Even so it has already saved critical culture assets, like the Yellow Jacket joist and chute works, the main Dayton Consolidated mill structures and portions of the Donovan Mill from collapse or loss, amongst many others.
When I first visited, over five years ago, this territory encompassing the Comstock Lode, I immediately felt remorse that I wasn’t alive when Virginia City and the Bonanzas were most so.

I can only imagine the mining camps in Virginia City, Gold Hill, Silver City, and Dayton in early 1864, and wonder if they had an inkling of the lasting effect they were having on what would soon become Nevada, the West, and on the United States of America, as a whole. What I would give to walk C Street, dressed well and proud, in awe of its populace, bluster, and influence. I pause and wonder if I could survive the exciting contradiction of “highly civil, if not Cosmopolitan, vs. brutally tough,” and I think, yes, maybe.

My thoughts quickly shift back to 2014, burdened with a strong sense of responsibility for protecting this National Legacy. The old mines and scarcely existing mills, like Dayton Consolidated, Donovan and Crown Point, hold historical treasures of mining technology and culture that remain at risk of permanent loss. We inherently know we can’t just protect and preserve but that we must also restore, enhance, and celebrate this historic Comstock District. This concept of arrested decay provides a false sense of sufficiency, where it is clearly not. We cannot sit by and watch the structures decay, collapse and be lost for future generations.

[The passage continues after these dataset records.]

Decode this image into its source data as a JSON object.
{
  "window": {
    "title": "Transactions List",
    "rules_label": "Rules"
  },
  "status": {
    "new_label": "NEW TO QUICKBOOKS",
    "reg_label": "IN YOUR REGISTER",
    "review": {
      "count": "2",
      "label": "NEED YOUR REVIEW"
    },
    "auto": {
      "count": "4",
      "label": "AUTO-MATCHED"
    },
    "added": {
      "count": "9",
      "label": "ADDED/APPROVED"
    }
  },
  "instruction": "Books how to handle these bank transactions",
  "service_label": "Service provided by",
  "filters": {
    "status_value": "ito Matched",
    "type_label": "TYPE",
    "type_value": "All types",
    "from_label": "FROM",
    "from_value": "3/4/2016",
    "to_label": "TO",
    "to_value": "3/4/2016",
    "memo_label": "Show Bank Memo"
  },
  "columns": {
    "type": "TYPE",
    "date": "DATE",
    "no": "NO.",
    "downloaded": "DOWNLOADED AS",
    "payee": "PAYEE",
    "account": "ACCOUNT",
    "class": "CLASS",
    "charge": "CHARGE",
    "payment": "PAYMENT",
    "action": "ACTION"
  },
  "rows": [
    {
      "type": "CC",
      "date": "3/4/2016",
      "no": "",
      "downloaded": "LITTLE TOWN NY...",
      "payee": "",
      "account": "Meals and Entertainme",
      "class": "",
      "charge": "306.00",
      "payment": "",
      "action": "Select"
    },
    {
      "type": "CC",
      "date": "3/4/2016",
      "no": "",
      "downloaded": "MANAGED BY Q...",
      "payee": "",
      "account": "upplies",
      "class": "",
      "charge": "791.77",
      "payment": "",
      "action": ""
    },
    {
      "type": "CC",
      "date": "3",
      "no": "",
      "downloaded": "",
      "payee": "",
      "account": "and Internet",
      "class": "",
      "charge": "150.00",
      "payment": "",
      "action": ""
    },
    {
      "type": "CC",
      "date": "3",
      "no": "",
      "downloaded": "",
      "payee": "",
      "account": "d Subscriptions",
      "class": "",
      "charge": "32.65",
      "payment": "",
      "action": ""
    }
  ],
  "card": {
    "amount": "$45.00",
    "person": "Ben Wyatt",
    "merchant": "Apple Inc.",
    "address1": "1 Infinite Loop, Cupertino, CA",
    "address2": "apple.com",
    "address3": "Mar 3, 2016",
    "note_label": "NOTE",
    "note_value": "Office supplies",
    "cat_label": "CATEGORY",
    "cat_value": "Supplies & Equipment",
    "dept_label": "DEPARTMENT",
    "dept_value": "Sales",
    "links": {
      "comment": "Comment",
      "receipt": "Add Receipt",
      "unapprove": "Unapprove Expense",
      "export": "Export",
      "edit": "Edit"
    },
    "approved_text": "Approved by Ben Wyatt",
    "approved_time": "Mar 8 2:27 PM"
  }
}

In pursuing this we need to protect individual rights and lifestyles in this living community while simultaneously developing the collective assets of the Comstock. There are some who are stuck in a more recent past such that it is disabling their ability to recognize the need to preserve it.

Sadly, relatively very little remains from what once stood proud but what does remain is magnificent and we cannot lose the precious part of our cultured past. Mining has changed, attitudes have changed, techniques have changed and yes, it is possible good people are here to do good things.

We need to collaborate, contribute and celebrate the Comstock, in the very manner that “Nine Cheers for the Silver State" depicts, then and now.

We can embrace a diverse economy that generates wealth and jobs in the community, protects the landscape, and preserves our national legacy before it is totally lost, or worse, deemed irrelevant to visit and enjoy. Only then will the Comstock be a truly self-sustaining, economically vibrant community that fully expresses and accurately celebrates its importance.